Auch dieser Beitrag ist ein kleiner Seitenhieb auf die „Eso-Szene“, aber es wird nicht mehr so ein wüstes Gebashe sein, Ehrenwort! Trotzdem – die Szene hat leider mit diesem Thema zu tun.

Angefangen hat die Thematik „Good Fairy-Bad Fairy“ für mich, als ich so etwa im Jahr 2013 ein Exerzitium begann und sämtliche Naturgeisterreiche bereiste – Erde, Feuer, Wasser, Luft, Geister des Frühlings, des Sommers, des Herbstes und des Winters (sehr eindrücklich war dabei eine Reise zur „Winterkönigin“, die ja in Andersons Märchen als ziemlich „eiskalt“ beschrieben wird). Ich ahnte damals schon, dass Naturgeister nicht in menschliche Moralvorstellungen gepackt werden konnten, aber für mich, der hier als Mensch rumstolpert, war es immer leichter, mit den „freundlichen“ Feen Kontakt zu halten. Trotzdem tauchten die „bad fairies“ ab und an auf und deuteten an, dass auch sie etwas von mir wollten.

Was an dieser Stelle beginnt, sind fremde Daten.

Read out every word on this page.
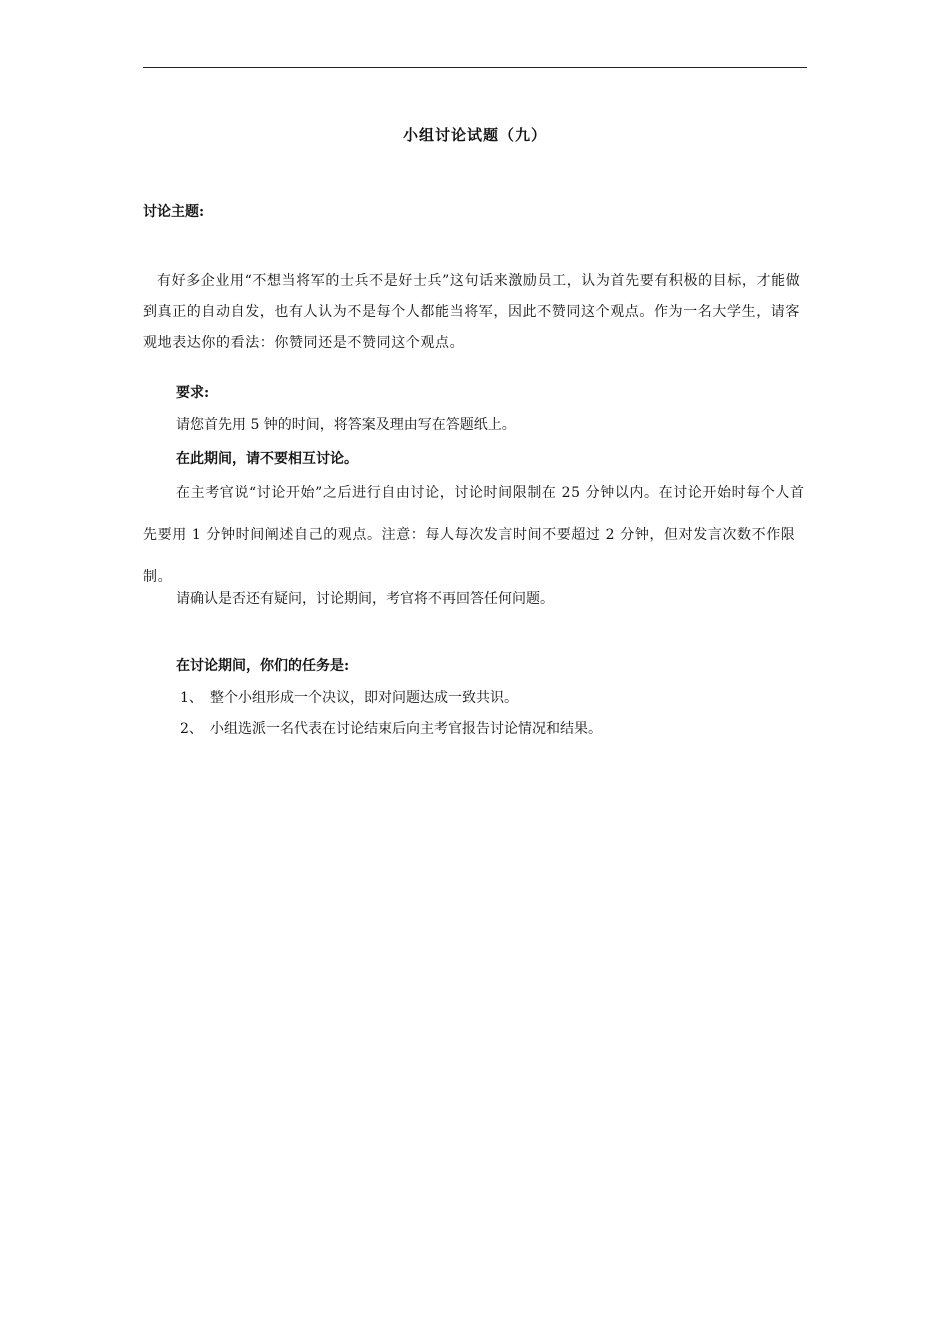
小组讨论试题（九）
讨论主题:

有好多企业用“不想当将军的士兵不是好士兵”这句话来激励员工，认为首先要有积极的目标，才能做到真正的自动自发，也有人认为不是每个人都能当将军，因此不赞同这个观点。作为一名大学生，请客观地表达你的看法：你赞同还是不赞同这个观点。

要求:
请您首先用 5 钟的时间，将答案及理由写在答题纸上。
在此期间，请不要相互讨论。

在主考官说“讨论开始”之后进行自由讨论，讨论时间限制在 25 分钟以内。在讨论开始时每个人首先要用 1 分钟时间阐述自己的观点。注意：每人每次发言时间不要超过 2 分钟，但对发言次数不作限制。

请确认是否还有疑问，讨论期间，考官将不再回答任何问题。
在讨论期间，你们的任务是:
1、 整个小组形成一个决议，即对问题达成一致共识。
2、 小组选派一名代表在讨论结束后向主考官报告讨论情况和结果。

Heute weiß ich, dass auch sie es wünschen, gewürdigt und respektiert zu werden. Ich erinnere mich an endlose Diskussionen in Foren und Fratzenbuchgruppen. Ein recht denkwürdiges Beispiel war, als eine Bekannte von mir, die selber Naturwesen zeichnet, eines ihrer Bilder in ein entsprechendes Forum hineinsetzte. Auf diesem Bild war ein Wesen zu sehen, das mit seinen großen Nachttieraugen und den riesigen Kiefern eher verstörend wirkte, und im Verlaufe dieses Threads äußerte sich eine typische „Esotrulla“ höchst betroffen darüber, dass dieses Geschöpf „noch nicht im Licht“ sei, und dass sie für seine „Erlösung“ beten werde. Jahre später geriet ich an eine Dame, die sich wahrscheinlich selber für eine inkarnierte Fee hielt und auf ihrer Seite nur blumige Avalonfantasien und Botschaften von „den lieben Feen“ postete. Damals war ich noch dumm genug, darauf hinzuweisen, dass Feen nicht nur lieb und nett sind, und erntete entsprechendes Gekakel.
Warum ich darauf so rumreite? Das ist eigentlich ganz einfach: das Helle und das Dunkle gehören zusammen. Dazu braucht man sich einfach nur das Ying-Yang-Zeichen anschauen, das witzigerweise sehr oft in der Esoterik verwendet wird. Eine Meditation über die Jahreszeiten reicht auch. Die Natur ist sowohl freundlich, hell und lebensspendend als auch wild, dunkel und Leben nehmend. Man denke an die Wirbelstürme, die zur Zeit, als dieser Beitrag verfasst wurde, in Texas und Florida einfielen. Und genau so sind die Geister der Natur. Sie sind amoralisch. Der Mensch teilt sie von seiner Warte aus in moralische Kategorien ein. Was an sich nicht so verkehrt ist, weil er sich schützen muss. Der Fehler ist, dass er das Dunkle komplett ausblendet. Aber ohne den Winter und den Tod kein Leben und keine Weiterentwicklung. Und irgendwer muss halt den undankbaren Job des Abmurksens oder des Einleitens des Zerfalles übernehmen. Sei es der Grim Reaper, der Boandlkramer oder der Unseelie Court. Sie alle lassen das, das den nächsten Winter nicht mehr übersteht, über die Klinge springen.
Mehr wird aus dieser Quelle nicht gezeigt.